Kathleen loved the spots we had found for Pip: Transcendence yesterday and for her Moby Dick, Headwaters, and Women of New Bedford prints this morning.  After she and John headed back to Dry Ridge, Emma Rose and I made our plans for the coming week.   After she left to teach her dance class, I stayed for an hour longer, taking some photos for this blog and catching up on emails that had come in during the day.

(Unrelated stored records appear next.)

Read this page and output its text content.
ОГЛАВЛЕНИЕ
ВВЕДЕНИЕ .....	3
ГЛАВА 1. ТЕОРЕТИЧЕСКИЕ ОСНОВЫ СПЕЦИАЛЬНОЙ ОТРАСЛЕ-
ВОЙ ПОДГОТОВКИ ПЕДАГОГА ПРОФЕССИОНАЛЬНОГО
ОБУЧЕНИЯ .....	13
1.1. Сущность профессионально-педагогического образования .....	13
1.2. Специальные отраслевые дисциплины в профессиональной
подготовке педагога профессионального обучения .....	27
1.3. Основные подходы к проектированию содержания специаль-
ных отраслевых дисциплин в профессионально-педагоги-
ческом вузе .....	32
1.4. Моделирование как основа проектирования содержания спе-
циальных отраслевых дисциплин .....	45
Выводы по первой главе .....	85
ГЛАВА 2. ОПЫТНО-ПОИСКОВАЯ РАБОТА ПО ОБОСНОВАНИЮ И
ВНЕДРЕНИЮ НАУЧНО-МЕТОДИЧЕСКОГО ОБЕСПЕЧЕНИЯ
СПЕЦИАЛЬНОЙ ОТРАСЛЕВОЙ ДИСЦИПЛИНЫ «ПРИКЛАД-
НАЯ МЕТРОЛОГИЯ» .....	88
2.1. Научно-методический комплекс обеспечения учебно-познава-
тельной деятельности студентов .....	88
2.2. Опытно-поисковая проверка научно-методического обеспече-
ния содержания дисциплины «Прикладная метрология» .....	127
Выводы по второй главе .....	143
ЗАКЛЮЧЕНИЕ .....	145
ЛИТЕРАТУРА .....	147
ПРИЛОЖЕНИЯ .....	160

Caitlin Sparks and Jay Gray with White Whale Triptych

Caitlin Sparks and Jay Gray with White Whale triptych

Caitlin had said she had hoped to frame her three White Whale photos and get them to me by the end of the week.  Now, shortly before closing time on Friday, here she was with Jay, eager to walk upstairs and see how they looked in their designated place.  The three photos looked perfect on three successive stack fronts, and their elusive, alluring white bodies related well to those in Caitlin’s three Whiteness photos on the pillar below them to the right (as well as to the white female figure in The Women of New Bedford).  Caitlin and Jay looked as wonderfully as the art works did.  Today was exactly one week since their opening at the Weston Gallery had dramatically raised their profile as an artistic partnership in Greater Cincinnati.  After setting the White Whale photos high on the stack fronts, we discussed some of the ways in which their Numediacy partnership might document the upcoming Moby Arts Fest.  I will be commissioning them to document the four-day sequence in whatever way they think best, the end result to be posted on YouTube with a link to this blog.

Emma Rose and I felt we’d had an excellent week.  We had taken one day a time as its opportunities and challenges allowed.  This venue accommodated, and showcased, our artworks more capaciously and more professionally than we had imagined.  By the end of the week we could say, with Emily Dickinson, “[We] made slow Riches, but [our] Gain / Was steady as the Sun.”  We were weaving the “crosswise threads” of our matt-making pattern into a strong, shapely, living fabric.